Pakistan Remains One of World’s Most Difficult Countries for Christians

ICC Note: The asylum plea of a Pakistani Christian family in the U.K. has thrust the issue of Christian persecution in Pakistan back into the light. According to Open Doors World Watch List 2017, Pakistan is ranked the fourth most difficult country for Christians in the world. Blasphemy laws, forced conversions to Islam, and terrorists targeting Christians and their places of worship only name a few of the challenges Christians in Pakistan face on a daily basis.

06/14/2018 Pakistan (Daily Times) – Pakistan’s Christians, for the most part, live an essentially precarious existence. A few manage to flee the country as a last resort to protect themselves and their families. Yet the path to asylum is not an easy one. And even when successful, the journey to permanent status is never guaranteed. Meaning the risk of being sent back is ever-present.

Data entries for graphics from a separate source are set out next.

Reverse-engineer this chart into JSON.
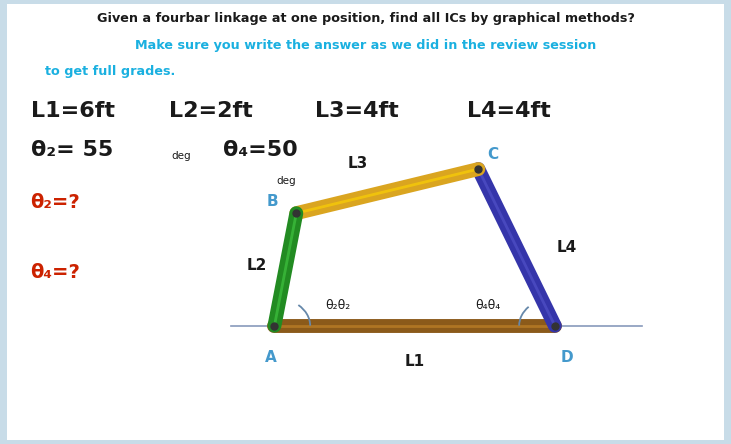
{
  "title_line1": "Given a fourbar linkage at one position, find all ICs by graphical methods?",
  "title_line2": "Make sure you write the answer as we did in the review session",
  "title_line3": "to get full grades.",
  "title_color1": "#1a1a1a",
  "title_color2": "#1ab0e0",
  "link_colors": {
    "L1": "#8B5A1A",
    "L2": "#228B22",
    "L3": "#DAA520",
    "L4": "#3535AA"
  },
  "link_highlight": {
    "L1": "#C8882A",
    "L2": "#44CC44",
    "L3": "#FFD700",
    "L4": "#5555CC"
  },
  "background_color": "#FFFFFF",
  "bg_outer": "#C8DCE8",
  "text_color_black": "#1a1a1a",
  "text_color_blue": "#4499CC",
  "text_color_red": "#CC2200",
  "A": [
    0.375,
    0.265
  ],
  "D": [
    0.76,
    0.265
  ],
  "B": [
    0.405,
    0.52
  ],
  "C": [
    0.655,
    0.62
  ],
  "theta2_deg": 55,
  "theta4_deg": 50
}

Take the case of Maqsood Bakhsh. He and his family fled Pakistan back in 2012 after two Christians were fatally shot outside a court in Faisalabad some two years earlier; while in police custody, no less. The victims were killed over rumors that they had penned a controversial pamphlet that offended Muslim sensibilities. That Bakhsh was implicated in the blasphemy allegations meant the lives of he and his family were in danger.

Naturally, the primary care of duty rests with the Pakistani state. But that being said, it is unfathomable that after six long years of seeking asylum in Britain — a nation that still likes to trade on the outdated image of fighting for the underdog — all applications have been rejected. On the grounds that the Home Office does not consider this country particularly unsafe for Christians.

This underscores the myopia of the British authorities. Not least because the Christian support group Open Doors World Watch List 2017 ranked Pakistan the fourth most difficult country (of a total of 50) in which to be a Christian. And members of this minority faith are not just at risk from the religious right but terrorist groups, too. The Jamaat-ul-Ahrar, a breakaway outfit of the Tehreek-e-Taliban Pakistan (TTP) that pledges spiritual allegiance to ISIS, have intermittently targeted churches since 2015. Meanwhile the state has, at best, been ineffective in the face of such targeted hate-crimes.